Oh, what a week in magazines!
  • Levi Johnson, the father of Sarah Palin's granddaughter, wrote an article in Vanity Fair that manages to surprise us even more -- and we thought we were immune to further Palinalia.
  • Oh, and Levi Johnson is reportedly going to pose nude or semi-nude for Playgirl (presumably for its web site, because it ceased printing issues last year).
  • Meanwhile, "actress" Linday Lohan has turned down nearly $1 million offered to her to pose nude for Playboy.
  • The Obama takeover of America's publishing industry continues. One of the Obamas will be on covers of a number of Rodale magazines, including the newly launched Children's Health. President Obama will be the cover man of Men's Health's October issue. They will not be nude.
  • Print magazines are dead, eh? Then why did a record 75 new titles launch in August? Huh, Mr./Ms. Smarty-Pants?
  • Disgraced South Carolina Gov. Mark Sanford's wife Jenny does a tell-all in the September issue of Vogue. And it doesn't look good for him.
  • Also, bad-boy Sanford is being tipped as the culprit behind rumors that Andre Bauer, his lt. governor and fellow Republican, is gay. It doesn't take a Ph.D. to figure this out: If Sanford is behind it, he's pretty clearly trying to scare off the easily-scared conservatives in the state government from forcing him out of office, because his position would then be filled by the presumably unfit-to-redecorate-the-governor's-mansion Bauer.
  • Dark Horse Comics launched its new comics-size edition of former magazine-sized comics magazine Creepy. It's got all-new material; it's still continuing to publish its excellent hard-bound reprint editions collecting all of the original Warren Creepy magazines (and separately the Eerie magazines).

Monday, August 31, 2009

Why Is Disney Buying Marvel Comics?

Starlog.com has a short note that media giant Disney has purchased Marvel Comics for about $4 billion.

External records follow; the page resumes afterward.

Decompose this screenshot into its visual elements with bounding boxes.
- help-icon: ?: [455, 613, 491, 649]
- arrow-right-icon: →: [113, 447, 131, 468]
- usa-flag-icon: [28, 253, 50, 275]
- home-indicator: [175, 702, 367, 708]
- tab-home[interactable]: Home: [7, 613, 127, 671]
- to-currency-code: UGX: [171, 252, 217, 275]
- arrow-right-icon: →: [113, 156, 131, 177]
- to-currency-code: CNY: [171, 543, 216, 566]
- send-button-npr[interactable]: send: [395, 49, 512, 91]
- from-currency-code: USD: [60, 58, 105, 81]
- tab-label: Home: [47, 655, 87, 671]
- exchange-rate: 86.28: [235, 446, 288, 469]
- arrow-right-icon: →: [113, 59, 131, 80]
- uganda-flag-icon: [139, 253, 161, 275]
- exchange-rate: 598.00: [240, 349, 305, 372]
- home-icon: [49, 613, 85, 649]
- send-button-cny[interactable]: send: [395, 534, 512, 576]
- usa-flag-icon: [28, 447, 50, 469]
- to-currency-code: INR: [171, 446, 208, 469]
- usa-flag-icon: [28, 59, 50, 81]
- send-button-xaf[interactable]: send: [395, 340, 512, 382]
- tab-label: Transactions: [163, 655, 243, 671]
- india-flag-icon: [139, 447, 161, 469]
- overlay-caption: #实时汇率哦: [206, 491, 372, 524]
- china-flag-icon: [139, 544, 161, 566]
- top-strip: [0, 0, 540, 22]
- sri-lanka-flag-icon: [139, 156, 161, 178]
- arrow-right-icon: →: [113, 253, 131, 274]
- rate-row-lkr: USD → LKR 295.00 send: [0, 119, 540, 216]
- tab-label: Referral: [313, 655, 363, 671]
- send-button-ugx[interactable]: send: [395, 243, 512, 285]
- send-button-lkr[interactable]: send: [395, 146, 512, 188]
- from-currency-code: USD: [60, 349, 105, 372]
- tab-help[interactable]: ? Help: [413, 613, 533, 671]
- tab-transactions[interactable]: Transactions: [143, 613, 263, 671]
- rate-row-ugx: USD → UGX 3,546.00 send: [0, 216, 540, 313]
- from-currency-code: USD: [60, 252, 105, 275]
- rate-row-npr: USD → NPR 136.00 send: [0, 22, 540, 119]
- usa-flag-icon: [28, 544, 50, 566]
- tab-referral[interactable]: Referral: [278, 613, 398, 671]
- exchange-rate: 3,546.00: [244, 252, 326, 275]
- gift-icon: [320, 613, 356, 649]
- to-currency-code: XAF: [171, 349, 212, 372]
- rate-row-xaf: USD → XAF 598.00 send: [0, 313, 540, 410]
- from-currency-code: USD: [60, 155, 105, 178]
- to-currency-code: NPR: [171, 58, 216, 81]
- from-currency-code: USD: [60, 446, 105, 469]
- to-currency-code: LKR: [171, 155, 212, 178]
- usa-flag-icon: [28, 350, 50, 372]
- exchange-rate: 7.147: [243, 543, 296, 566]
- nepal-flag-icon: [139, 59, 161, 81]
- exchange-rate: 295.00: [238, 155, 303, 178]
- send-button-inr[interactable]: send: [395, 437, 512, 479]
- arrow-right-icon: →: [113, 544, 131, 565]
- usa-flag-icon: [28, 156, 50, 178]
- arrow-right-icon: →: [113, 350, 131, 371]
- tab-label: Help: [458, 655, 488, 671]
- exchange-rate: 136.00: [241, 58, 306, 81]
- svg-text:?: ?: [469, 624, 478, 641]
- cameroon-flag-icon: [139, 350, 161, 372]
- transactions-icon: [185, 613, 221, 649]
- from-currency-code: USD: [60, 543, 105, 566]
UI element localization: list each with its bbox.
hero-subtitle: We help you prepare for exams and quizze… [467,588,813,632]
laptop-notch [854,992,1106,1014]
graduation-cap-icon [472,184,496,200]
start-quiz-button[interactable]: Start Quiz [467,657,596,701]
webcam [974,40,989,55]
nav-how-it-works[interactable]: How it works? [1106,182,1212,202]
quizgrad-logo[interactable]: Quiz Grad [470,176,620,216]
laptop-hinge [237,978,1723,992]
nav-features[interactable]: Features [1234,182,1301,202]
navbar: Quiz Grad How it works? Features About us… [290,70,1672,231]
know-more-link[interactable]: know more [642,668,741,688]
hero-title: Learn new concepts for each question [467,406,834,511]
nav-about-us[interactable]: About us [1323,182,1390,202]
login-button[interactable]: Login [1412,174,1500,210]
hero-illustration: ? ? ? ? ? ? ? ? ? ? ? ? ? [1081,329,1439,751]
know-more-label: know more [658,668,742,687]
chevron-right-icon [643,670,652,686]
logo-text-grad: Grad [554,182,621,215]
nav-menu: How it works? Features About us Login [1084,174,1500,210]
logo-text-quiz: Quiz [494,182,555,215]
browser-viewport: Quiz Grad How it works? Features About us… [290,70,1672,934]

The New York Times reports that "Isaac Perlmutter, Marvel’s chief executive, will continue to oversee his company’s properties, including more than 5,000 characters that also include Iron Man and the X-Men." So who knows what Disney has in store for the creation of new characters or the print side of the Marvel comics universe, but it will certainly put it in a great position to exploit the characters in film and television. In the past decade, there have been numerous wildly successful Marvel movies, including the X-Men and Spiderman series and the first Ironman.

So it'll be great for business. Time will tell if it will be great for readers and other audiences.

UPDATE at 7:15 am: The Wall Street Journal posted the official press release. Read it here. In it, Walt Disney chief Robert Iger says those magic words that make fans' hearts go pitter-patter: "We believe that adding Marvel to Disney's unique portfolio of brands provides significant opportunities for long-term growth and value creation." Which means, they'll get richer. But hey, if it gives a sound financial backing to a major comics publisher, who's really going to complain?